I didn’t break up with him then—that happened in the summer of that year—but a small fact still churns in my head.
The end of the relationship was, at least for me, a given after the return of the ring.
I told Mitchell early on that part of me didn’t care whether or not we got married as long as we had that trust, that respect, that love. I’d have chosen being his committed, unmarried partner in a second if we had felt that getting married wasn’t for us. It’s the fact that with my ex-fiancée, I woke up; I lacked the faith that the future would be what I wanted to be (and I realized that if I died right then, from partner-dealt injury or accident, I’d be pissed at me).
A friend with a similar horrible relationship experience wrote to me recently and asked, “How do we trust, you and I? How do we trust anyone after what happened to us?” My answer? Step-by-step, and I don’t know. I really don’t know. Having a partner who obviously loves and adores me for me, and sometimes nibbles on me to demonstrate those emotions, helps immensely.
For the first couple of years after I left—the bad relationship, the city, the state—I watched over my shoulder. I had nightmares every night and I doubted my reality, my surroundings, every day. I’m still constantly managing symptoms of PTSD and depression, but… I’m happy. I do love and I do trust. I’ve worked hard to retain and build on the capacity for both. I would have done so had I remained single after leaving a bad situation, but I ended up honing those traits with Mitchell.
For any of you who have lived or do live in an abusive relationship, I wish to send unconditional love and support to you. Every situation is different, and I can’t tell you how to resolve yours. I’m still not sure how exactly I left mine, and I haven’t completely finished resolving it. I can tell you that you aren’t alone, and that it is never too late to leave. I reconnected with several friends who made themselves available for caring conversations and lugging boxes filled with possessions.

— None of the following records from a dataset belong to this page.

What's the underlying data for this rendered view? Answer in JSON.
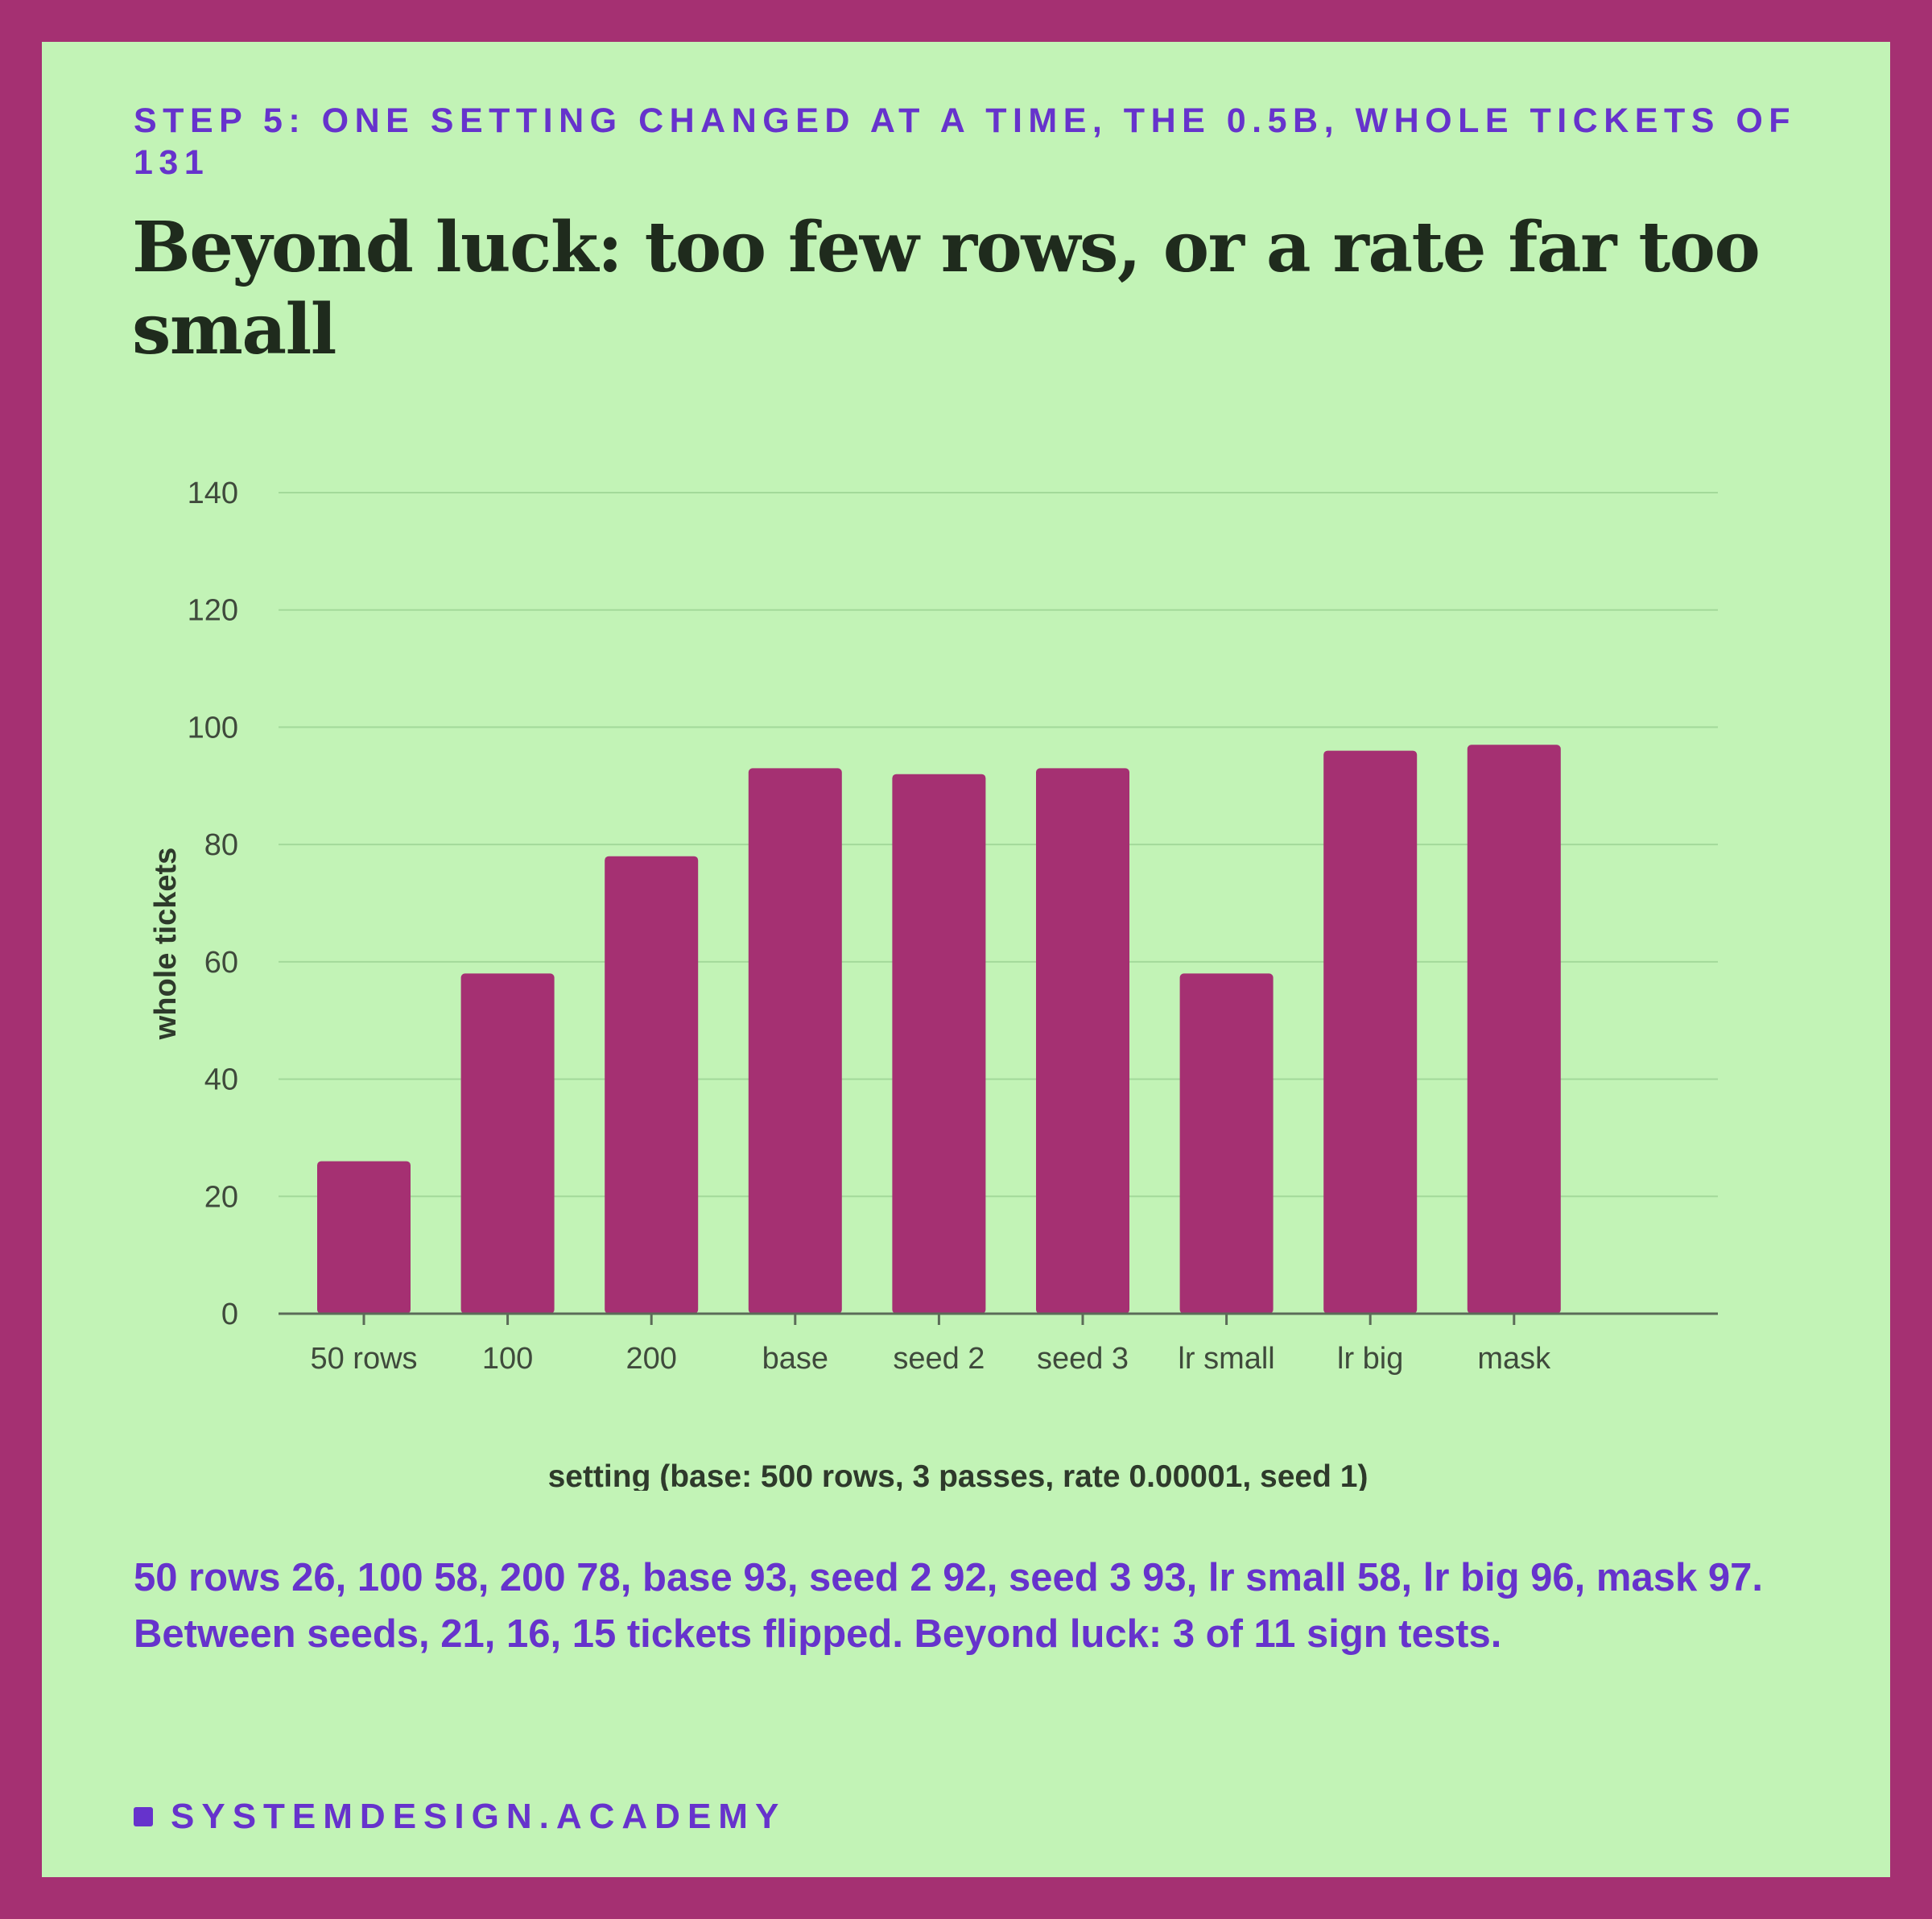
{
  "header": {
    "eyebrow": "STEP 5: ONE SETTING CHANGED AT A TIME, THE 0.5B, WHOLE TICKETS OF 131",
    "title": "Beyond luck: too few rows, or a rate far too small"
  },
  "chart_data": {
    "type": "bar",
    "categories": [
      "50 rows",
      "100",
      "200",
      "base",
      "seed 2",
      "seed 3",
      "lr small",
      "lr big",
      "mask"
    ],
    "values": [
      26,
      58,
      78,
      93,
      92,
      93,
      58,
      96,
      97
    ],
    "xlabel": "setting (base: 500 rows, 3 passes, rate 0.00001, seed 1)",
    "ylabel": "whole tickets",
    "ylim": [
      0,
      140
    ],
    "yticks": [
      0,
      20,
      40,
      60,
      80,
      100,
      120,
      140
    ],
    "grid": true,
    "legend": "none",
    "bar_color": "#a53072"
  },
  "summary": "50 rows 26, 100 58, 200 78, base 93, seed 2 92, seed 3 93, lr small 58, lr big 96, mask 97. Between seeds, 21, 16, 15 tickets flipped. Beyond luck: 3 of 11 sign tests.",
  "footer": {
    "brand": "SYSTEMDESIGN.ACADEMY"
  },
  "colors": {
    "frame": "#a53072",
    "background": "#c2f3b6",
    "accent": "#6633cc",
    "title": "#1f2b1d"
  }
}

I am really lucky. I wear another type of ring now. Actually, I wear two, and each has its significance. The recycled silver ring on the left hand is my wedding band, which represents my trust in Mitchell, his trust in me, and the promises we made to each other on September 17th. The silver circle on the right is my engagement band, which Mitchell and I bought before I traveled to Chile for three months earlier this year. Originally, the ring meant something about love and connection, but now I see it somewhat differently—I view it as a sign of reclaiming my faith and trust in me.
Just as the meanings of these rings are not static, neither is the definition of marriage. When I was with the ex-lover, my idea of wife resided somewhere between that feeling you get when that don’t quite know what a word means and the pain of holding your hand in a bucket of ice water. With these rings, with this marriage to Mitchell, I reclaim the word wife. I redefine the word to include the trust I require in taking a long journey with a life partner. Not just any life partner, but this awesome, lovely guy who makes me believe in the future. Who gives me space, provides me with loving cuddles, plans the perfect wedding day with me, and stays with me in a Dr. Seuss room on our honeymoon.